A number of students and alumni have voiced concerns about Hendricks’s ties to the college, however, in light of her history of support for GOP candidates and campaigns and her participation in President Trump’s presidential campaign last year. She has donated $1 million to the Freedom Partners Action Fund, supporting a nonprofit organization partially funded by the Koch Brothers that sponsors conservative groups and politicians, according to Politico. She also gave $5 million in 2015 to a super PAC supporting Wisconsin governor Scott Walker’s presidential campaign.

Hendricks was named vice chair of the Trump Victory Committee in May 2016 by RNC chairman Reince Priebus, and was appointed to the Trump campaign’s economic advisory board that August after its original lineup was criticized for including no women.

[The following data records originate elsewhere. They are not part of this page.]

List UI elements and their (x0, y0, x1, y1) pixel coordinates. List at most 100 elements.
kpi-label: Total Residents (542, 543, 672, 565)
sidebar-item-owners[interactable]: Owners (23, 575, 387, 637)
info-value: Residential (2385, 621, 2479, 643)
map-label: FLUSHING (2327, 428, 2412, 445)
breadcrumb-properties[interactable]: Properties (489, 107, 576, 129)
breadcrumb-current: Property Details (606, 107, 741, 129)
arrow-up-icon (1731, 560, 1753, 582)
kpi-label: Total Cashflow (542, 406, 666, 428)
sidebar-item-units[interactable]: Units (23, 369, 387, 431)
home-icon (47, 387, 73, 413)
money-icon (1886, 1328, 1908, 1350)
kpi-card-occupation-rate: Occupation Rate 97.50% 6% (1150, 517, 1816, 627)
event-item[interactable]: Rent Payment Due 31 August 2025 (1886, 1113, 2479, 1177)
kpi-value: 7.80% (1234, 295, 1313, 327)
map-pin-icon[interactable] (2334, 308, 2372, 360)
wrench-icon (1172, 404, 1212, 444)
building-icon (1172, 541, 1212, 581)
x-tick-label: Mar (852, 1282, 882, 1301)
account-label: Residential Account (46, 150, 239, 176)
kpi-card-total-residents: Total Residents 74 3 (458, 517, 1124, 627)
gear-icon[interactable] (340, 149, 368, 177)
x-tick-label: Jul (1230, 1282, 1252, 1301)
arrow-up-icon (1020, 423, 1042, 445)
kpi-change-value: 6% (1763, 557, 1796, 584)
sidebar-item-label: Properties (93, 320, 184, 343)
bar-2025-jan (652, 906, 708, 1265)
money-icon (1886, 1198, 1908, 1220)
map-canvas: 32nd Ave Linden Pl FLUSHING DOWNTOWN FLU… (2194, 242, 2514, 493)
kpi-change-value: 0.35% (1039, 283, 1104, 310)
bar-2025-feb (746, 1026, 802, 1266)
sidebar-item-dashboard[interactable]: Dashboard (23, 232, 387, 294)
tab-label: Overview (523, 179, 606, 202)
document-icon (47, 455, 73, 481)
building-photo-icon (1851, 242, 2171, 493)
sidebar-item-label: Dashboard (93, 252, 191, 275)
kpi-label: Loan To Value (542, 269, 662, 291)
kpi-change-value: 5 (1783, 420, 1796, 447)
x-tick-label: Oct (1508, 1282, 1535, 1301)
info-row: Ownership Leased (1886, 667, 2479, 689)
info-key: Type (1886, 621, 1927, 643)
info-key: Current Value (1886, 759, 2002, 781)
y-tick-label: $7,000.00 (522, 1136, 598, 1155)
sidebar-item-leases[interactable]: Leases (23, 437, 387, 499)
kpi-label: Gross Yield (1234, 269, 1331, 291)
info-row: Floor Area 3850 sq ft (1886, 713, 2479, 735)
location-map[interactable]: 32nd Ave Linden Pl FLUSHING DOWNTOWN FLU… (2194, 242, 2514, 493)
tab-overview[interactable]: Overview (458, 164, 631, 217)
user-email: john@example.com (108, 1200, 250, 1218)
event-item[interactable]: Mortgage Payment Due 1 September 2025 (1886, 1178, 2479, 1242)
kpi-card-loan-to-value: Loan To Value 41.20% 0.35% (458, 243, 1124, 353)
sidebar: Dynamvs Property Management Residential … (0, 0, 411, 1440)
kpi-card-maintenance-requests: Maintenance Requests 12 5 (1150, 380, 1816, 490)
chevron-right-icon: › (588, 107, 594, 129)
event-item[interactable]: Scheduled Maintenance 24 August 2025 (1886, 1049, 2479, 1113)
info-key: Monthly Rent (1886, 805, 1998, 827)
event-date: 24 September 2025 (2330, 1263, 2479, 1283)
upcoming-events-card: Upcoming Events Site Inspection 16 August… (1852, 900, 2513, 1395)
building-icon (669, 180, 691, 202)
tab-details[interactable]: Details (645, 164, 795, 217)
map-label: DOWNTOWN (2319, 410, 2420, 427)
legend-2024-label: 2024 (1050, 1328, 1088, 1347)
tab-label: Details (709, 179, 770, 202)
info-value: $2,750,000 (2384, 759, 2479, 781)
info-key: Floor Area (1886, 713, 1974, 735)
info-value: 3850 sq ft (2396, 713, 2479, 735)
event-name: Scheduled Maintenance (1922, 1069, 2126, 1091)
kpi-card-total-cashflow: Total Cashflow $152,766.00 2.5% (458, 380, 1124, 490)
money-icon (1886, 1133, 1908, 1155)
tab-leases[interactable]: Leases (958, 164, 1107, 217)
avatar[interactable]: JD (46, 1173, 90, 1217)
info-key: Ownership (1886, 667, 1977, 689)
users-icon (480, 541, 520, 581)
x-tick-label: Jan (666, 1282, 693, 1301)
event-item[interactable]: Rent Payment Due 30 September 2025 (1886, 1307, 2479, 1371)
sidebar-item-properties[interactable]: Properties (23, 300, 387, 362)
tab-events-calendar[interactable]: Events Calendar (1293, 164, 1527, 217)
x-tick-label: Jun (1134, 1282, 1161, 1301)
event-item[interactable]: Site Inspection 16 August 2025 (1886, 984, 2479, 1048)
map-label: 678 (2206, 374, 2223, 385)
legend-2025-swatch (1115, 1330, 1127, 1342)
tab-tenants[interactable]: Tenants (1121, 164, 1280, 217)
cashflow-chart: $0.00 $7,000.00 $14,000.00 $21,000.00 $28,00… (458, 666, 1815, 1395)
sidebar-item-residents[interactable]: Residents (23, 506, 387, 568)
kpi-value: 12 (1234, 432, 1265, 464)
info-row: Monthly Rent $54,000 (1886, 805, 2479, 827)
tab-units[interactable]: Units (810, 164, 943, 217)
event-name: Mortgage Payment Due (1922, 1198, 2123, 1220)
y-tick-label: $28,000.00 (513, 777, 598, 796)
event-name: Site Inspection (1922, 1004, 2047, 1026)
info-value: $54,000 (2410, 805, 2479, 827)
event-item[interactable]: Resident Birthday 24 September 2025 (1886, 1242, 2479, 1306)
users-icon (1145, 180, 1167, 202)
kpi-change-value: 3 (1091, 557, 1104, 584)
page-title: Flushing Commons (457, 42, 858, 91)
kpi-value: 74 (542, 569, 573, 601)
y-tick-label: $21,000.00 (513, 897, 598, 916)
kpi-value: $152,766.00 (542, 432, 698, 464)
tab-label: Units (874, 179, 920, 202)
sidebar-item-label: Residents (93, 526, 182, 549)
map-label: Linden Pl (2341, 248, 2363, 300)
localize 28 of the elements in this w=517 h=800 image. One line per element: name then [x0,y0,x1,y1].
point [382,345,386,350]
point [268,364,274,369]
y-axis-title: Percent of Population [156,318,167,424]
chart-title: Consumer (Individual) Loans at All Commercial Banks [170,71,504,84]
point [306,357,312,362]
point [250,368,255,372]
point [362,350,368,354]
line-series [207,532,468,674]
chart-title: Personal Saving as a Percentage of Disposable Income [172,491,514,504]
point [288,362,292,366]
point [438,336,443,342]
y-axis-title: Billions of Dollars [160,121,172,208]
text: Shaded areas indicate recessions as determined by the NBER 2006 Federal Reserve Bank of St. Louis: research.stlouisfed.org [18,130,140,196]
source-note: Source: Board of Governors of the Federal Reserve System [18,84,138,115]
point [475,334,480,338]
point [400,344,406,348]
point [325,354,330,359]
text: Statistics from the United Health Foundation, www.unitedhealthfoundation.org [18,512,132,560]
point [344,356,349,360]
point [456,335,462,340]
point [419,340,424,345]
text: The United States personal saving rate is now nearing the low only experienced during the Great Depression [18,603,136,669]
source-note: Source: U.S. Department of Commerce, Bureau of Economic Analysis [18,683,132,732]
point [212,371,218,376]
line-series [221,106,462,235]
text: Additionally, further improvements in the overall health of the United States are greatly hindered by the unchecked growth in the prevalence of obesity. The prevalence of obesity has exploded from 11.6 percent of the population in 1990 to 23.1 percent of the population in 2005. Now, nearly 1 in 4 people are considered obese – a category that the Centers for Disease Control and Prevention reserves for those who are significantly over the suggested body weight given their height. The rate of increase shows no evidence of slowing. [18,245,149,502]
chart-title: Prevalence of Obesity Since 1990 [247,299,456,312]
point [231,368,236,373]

Last June, Jeff Simpson’88 wrote an open letter to Beloit College president Scott Bierman, saying that he was “deeply disturbed that Trustee Diane Hendricks, is also vice chair of the Donald Trump Victory Committee.” He wrote of his belief that Hendricks’s roles on both the Victory Committee and Beloit College’s Board of Trustees was “not only a conflict of interest, but also will do lasting damage to the excellent reputation Beloit College has earned and deserves.”

In his response, President Bierman wrote, “I think making decisions about what college relationships pass a principles test based on politically charged interpretations is dangerous… In the time that Diane Hendricks has served on Beloit’s Board of Trustees she has embraced and supported the college’s mission in every way.”

Last September, Tati Rodriguez’19 told the Round Table that she was “not a fan of the thought that someone on the board of trustees for the college is so closely affiliated with Trump,” but that “Beloit College can’t claim to be all-inclusive if we are going to ostracize someone because of their political beliefs.”

Andrew Kouré’19 also told the paper last year that he felt that “one can be in support of Trump…while still supporting an academic environment that allows students to critically evaluate politicians and decide for themselves.”

Nevertheless, Hotel Goodwin is slated to open in May 2018, and more projects under Hendricks’s enterprises aimed at revitalizing Beloit’s economy are most likely in the future.